While Williams was unimpressive in the first half of 2012, exiting in the fourth round of the Australian Open and the first round of the French Open, she still collected two tournament victories before her surprise win at Wimbledon. With momentum on her side, Williams then won a gold medal at the London Olympics, the U.S. Open, the WTA Tour Championships and one more regular tournament for good measure.
At this point Williams looks downright unbeatable, as reflected in the 10/11 odds handicappers are requiring to bet on her.

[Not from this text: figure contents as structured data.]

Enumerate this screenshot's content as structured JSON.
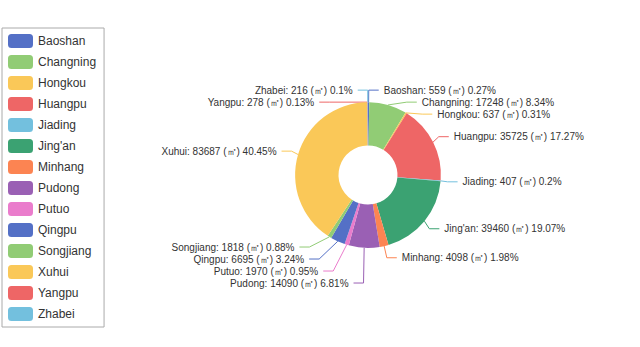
{
  "chart_data": {
    "type": "pie",
    "categories": [
      "Baoshan",
      "Changning",
      "Hongkou",
      "Huangpu",
      "Jiading",
      "Jing'an",
      "Minhang",
      "Pudong",
      "Putuo",
      "Qingpu",
      "Songjiang",
      "Xuhui",
      "Yangpu",
      "Zhabei"
    ],
    "values": [
      559,
      17248,
      637,
      35725,
      407,
      39460,
      4098,
      14090,
      1970,
      6695,
      1818,
      83687,
      278,
      216
    ],
    "value_labels": [
      "Baoshan: 559 (㎡) 0.27%",
      "Changning: 17248 (㎡) 8.34%",
      "Hongkou: 637 (㎡) 0.31%",
      "Huangpu: 35725 (㎡) 17.27%",
      "Jiading: 407 (㎡) 0.2%",
      "Jing'an: 39460 (㎡) 19.07%",
      "Minhang: 4098 (㎡) 1.98%",
      "Pudong: 14090 (㎡) 6.81%",
      "Putuo: 1970 (㎡) 0.95%",
      "Qingpu: 6695 (㎡) 3.24%",
      "Songjiang: 1818 (㎡) 0.88%",
      "Xuhui: 83687 (㎡) 40.45%",
      "Yangpu: 278 (㎡) 0.13%",
      "Zhabei: 216 (㎡) 0.1%"
    ],
    "colors": [
      "#5470c6",
      "#91cc75",
      "#fac858",
      "#ee6666",
      "#73c0de",
      "#3ba272",
      "#fc8452",
      "#9a60b4",
      "#ea7ccc",
      "#5470c6",
      "#91cc75",
      "#fac858",
      "#ee6666",
      "#73c0de"
    ],
    "legend": "left",
    "data_labels": true
  }
}
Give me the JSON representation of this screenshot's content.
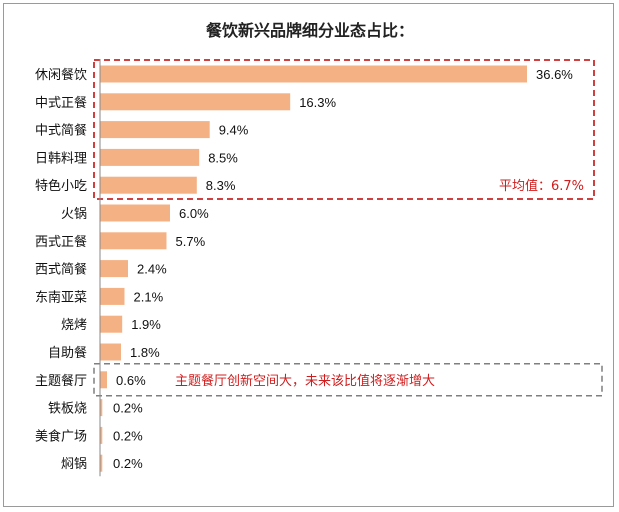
{
  "chart_data": {
    "type": "bar",
    "orientation": "horizontal",
    "title": "餐饮新兴品牌细分业态占比：",
    "categories": [
      "休闲餐饮",
      "中式正餐",
      "中式简餐",
      "日韩料理",
      "特色小吃",
      "火锅",
      "西式正餐",
      "西式简餐",
      "东南亚菜",
      "烧烤",
      "自助餐",
      "主题餐厅",
      "铁板烧",
      "美食广场",
      "焖锅"
    ],
    "values": [
      36.6,
      16.3,
      9.4,
      8.5,
      8.3,
      6.0,
      5.7,
      2.4,
      2.1,
      1.9,
      1.8,
      0.6,
      0.2,
      0.2,
      0.2
    ],
    "value_labels": [
      "36.6%",
      "16.3%",
      "9.4%",
      "8.5%",
      "8.3%",
      "6.0%",
      "5.7%",
      "2.4%",
      "2.1%",
      "1.9%",
      "1.8%",
      "0.6%",
      "0.2%",
      "0.2%",
      "0.2%"
    ],
    "xlim": [
      0,
      38
    ],
    "bar_color": "#f4b183",
    "annotations": [
      {
        "text": "平均值：6.7%",
        "color": "#d01c1c",
        "box_style": "dashed",
        "box_color": "#c00000"
      },
      {
        "text": "主题餐厅创新空间大，未来该比值将逐渐增大",
        "color": "#d01c1c",
        "box_style": "dashed",
        "box_color": "#7f7f7f"
      }
    ]
  }
}
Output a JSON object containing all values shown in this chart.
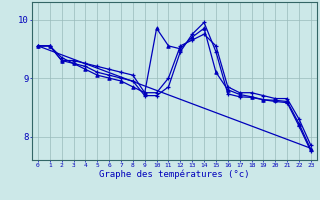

Williams is 31 years old, and eventually she will begin to decline with age, but it doesn't appear that she is anywhere near reaching that point yet.
It will take a brave individual to bet against Serena in Melbourne.
Women's No. 2: Maria Sharapova
Though she appeared completely overmatched in her Olympic gold medal match against Serena Williams, Maria Sharapova turned in an outstanding performance in 2012. Aside from the obvious—winning the French Open—she reached the final of the Australian Open, took home an Olympic silver medal, claimed victory in Rome and Stuttgart and finished as runner-up at Indian Wells, Miami and the China Open.
Sharapova withdrew from the Brisbane International due to a collarbone injury, so the Australian Open will offer the first opportunity to assess Sharapova's game in 2013. With all of the ups and downs of her career, it is hard to believe she is only 25 years old, but Sharapova has reached at least the quarterfinal round in 18 Grand Slam tournaments, and has not exited before the third round since the 2010 Australian Open.
As a former winner of the Australian Open and two-time runner-up, Sharapova has a very strong chance of winning in Melbourne, particularly if she does not have to face rival Serena Williams.
Women's No. 1: Victoria Azarenka
Victoria Azarenka has to be feeling confident heading into the 2013 Australian Open: of the six WTA titles that she earned in 2012, two were won in Australia (the Australian Open and the Sydney International) and all were on hard courts.
Azarenka suffered a devastating and close loss to Serena Williams in the final of the U.S. Open, losing to Williams for the eighth consecutive time, and fell to Williams for a ninth time at the WTA Tour Championships.
As well as Azarenka has played in the past year, which included a fourth round run at the French Open and semifinal exit at Wimbledon, in addition to her Australian and U.S. Open successes, until she proves that she can beat Williams, it is hard to have much faith in Azarenka's chances. She came close to winning in the final at the U.S. Open, but Williams came back strong from behind in the final set. Azarenka's withdrawal from her semifinal match against Williams at the Brisbane International due to an infection surely will not do anything to help in this quest.
Azarenka is a tremendously talented player, and she is a safe bet to go very deep in the Australian Open. But if Williams is playing anywhere near her best, Azarenka will have to show something she has not yet shown if she is going to defend her title.